LIMA, Ohio - Two state colleges in Lima evacuated their shared campus and canceled classes yesterday after a bomb threat was called in to a switchboard operator, authorities said.

No explosives were found during a search of nine buildings that ended about 3 p.m. on the shared campus of Rhodes State College and the Ohio State University regional campus, Maj. Gene King of the Allen County Sheriff's Office said. Deputies searched the buildings with the help of two bomb-sniffing dogs, the major said.

Someone called a campus operator shortly before 11:30 a.m. and said a bomb would go off in the afternoon but didn't give a location or time, Jacque Daley-Perrin, a Rhodes State College spokesman, said.

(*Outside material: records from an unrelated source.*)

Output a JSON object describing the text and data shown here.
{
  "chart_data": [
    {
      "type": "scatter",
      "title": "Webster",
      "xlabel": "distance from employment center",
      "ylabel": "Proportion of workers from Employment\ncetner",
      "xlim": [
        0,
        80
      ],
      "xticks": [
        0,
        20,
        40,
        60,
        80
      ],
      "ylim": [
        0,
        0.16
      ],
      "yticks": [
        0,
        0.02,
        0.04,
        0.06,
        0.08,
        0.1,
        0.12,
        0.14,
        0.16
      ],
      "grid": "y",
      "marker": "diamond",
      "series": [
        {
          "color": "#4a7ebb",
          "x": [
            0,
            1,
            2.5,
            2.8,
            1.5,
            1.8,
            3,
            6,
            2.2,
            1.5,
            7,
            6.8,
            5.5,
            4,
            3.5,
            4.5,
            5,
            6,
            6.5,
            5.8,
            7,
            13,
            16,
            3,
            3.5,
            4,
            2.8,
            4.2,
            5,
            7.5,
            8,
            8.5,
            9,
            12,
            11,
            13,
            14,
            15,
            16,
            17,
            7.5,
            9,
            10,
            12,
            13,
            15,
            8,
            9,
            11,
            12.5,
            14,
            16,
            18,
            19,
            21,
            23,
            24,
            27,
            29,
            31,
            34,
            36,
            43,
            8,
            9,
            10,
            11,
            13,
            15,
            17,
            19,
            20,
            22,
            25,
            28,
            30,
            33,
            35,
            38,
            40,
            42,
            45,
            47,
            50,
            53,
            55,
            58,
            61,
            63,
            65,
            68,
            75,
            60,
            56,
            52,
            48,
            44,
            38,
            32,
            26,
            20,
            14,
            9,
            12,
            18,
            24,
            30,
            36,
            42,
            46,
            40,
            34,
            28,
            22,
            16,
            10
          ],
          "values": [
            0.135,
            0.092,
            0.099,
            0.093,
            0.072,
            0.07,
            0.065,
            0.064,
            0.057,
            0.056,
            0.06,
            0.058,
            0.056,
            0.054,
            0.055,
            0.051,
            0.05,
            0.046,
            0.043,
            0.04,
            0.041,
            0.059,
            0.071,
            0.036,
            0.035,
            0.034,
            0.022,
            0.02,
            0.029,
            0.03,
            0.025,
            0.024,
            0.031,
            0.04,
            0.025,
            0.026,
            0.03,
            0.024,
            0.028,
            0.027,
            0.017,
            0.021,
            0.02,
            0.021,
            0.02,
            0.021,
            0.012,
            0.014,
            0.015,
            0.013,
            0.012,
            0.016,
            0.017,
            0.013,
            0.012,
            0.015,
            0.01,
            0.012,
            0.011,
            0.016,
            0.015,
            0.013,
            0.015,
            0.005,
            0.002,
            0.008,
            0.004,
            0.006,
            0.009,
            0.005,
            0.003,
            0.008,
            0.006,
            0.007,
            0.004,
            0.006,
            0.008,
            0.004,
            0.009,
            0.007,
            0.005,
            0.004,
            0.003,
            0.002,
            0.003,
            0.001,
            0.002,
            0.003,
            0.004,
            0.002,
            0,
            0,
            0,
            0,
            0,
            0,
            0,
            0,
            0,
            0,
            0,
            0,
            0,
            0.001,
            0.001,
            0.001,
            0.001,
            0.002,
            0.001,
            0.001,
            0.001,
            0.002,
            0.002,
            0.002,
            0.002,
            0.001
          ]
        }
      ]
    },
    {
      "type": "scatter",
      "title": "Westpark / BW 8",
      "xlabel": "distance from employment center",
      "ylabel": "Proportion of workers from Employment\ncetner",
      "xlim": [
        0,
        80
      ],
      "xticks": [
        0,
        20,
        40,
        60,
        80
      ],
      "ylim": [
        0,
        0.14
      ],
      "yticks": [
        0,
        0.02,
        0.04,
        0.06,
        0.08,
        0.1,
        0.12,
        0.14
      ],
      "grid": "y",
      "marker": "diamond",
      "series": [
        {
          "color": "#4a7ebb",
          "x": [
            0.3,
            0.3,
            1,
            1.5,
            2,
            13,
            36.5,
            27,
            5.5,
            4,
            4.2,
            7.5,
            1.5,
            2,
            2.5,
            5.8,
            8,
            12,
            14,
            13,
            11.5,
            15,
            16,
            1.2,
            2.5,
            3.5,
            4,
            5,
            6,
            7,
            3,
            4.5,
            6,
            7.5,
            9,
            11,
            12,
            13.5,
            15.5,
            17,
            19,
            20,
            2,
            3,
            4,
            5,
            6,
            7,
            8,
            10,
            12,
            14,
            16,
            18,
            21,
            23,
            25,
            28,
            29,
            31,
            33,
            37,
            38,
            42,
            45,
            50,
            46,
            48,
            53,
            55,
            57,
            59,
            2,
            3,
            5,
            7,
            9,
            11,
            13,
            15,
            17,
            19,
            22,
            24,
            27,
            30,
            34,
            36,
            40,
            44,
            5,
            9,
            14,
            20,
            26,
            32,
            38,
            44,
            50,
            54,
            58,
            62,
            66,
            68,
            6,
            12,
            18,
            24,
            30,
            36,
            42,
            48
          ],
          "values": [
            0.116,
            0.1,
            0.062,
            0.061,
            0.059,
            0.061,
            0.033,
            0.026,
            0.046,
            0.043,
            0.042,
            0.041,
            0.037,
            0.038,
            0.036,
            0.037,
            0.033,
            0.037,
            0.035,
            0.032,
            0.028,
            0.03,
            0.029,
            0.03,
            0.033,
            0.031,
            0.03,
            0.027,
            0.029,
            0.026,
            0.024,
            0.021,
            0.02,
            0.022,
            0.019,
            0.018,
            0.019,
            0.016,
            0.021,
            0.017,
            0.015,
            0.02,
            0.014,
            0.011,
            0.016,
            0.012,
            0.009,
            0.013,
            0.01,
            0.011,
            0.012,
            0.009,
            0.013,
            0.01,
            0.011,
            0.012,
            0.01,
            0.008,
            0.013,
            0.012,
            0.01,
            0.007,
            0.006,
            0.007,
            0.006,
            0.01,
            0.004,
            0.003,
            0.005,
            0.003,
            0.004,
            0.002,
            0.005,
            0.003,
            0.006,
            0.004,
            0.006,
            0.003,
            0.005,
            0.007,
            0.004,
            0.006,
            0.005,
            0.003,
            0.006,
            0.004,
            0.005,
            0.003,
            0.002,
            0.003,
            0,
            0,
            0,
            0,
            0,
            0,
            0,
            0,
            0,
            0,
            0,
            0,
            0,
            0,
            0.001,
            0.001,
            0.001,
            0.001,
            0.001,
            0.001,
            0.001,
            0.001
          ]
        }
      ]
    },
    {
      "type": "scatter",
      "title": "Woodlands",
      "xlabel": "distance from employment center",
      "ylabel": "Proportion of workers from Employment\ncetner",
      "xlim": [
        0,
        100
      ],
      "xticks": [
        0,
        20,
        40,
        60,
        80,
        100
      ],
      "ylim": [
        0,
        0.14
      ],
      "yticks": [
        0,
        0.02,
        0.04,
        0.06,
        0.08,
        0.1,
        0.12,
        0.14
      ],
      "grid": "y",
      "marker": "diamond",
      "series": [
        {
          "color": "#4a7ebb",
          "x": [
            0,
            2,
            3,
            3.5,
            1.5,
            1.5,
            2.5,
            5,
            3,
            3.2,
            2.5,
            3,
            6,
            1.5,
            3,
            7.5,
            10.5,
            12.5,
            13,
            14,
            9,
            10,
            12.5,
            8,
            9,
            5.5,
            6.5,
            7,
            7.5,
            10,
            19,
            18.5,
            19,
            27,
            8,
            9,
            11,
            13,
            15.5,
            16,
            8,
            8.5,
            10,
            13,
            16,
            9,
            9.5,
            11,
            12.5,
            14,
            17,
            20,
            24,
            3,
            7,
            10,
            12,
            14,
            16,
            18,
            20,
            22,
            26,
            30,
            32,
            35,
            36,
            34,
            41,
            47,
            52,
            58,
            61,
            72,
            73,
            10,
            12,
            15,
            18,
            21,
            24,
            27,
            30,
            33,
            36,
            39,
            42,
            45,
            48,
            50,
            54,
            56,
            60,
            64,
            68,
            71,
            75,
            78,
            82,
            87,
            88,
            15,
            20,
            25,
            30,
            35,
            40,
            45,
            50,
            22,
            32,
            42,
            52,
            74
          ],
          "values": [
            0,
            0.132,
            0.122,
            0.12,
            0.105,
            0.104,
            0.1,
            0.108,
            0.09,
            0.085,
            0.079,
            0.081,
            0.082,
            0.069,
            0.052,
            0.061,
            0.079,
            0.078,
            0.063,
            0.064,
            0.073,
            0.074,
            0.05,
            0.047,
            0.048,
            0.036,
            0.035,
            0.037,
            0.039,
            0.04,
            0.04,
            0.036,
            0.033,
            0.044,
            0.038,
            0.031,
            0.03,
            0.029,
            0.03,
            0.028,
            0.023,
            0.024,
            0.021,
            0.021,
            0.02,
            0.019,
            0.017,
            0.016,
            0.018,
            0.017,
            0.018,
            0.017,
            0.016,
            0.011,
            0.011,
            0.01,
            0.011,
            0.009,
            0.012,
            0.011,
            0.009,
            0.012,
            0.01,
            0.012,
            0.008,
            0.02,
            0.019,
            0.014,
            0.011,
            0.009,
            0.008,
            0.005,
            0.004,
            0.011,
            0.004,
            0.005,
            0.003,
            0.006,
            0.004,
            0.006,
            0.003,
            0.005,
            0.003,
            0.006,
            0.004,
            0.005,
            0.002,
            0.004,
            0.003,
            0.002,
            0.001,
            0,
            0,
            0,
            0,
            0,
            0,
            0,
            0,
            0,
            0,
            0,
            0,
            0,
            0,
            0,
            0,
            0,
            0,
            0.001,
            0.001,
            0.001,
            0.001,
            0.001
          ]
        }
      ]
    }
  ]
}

The person who received the call immediately notified campus security, who informed campus administrators of the threat, she said.

"Campus administrators went through each building room by room and notified each group of students and staff that a threat had been made and they needed to evacuate," Ms. Daley-Perrin said. Students were notified by e-mail and a warning was posted on the school's Web site. The campus was evacuated by about 1 p.m., she said.

The two colleges also were evacuated in April after someone called in a bomb threat. The incident occurred a few days after the massacre at Virginia Tech, when a student killed 32 fellow students and then himself.

Rhodes State is a two-year college with an enrollment of about 3,500 students. About 1,200 students are enrolled at Lima's OSU branch.

Classes are expected to resume today.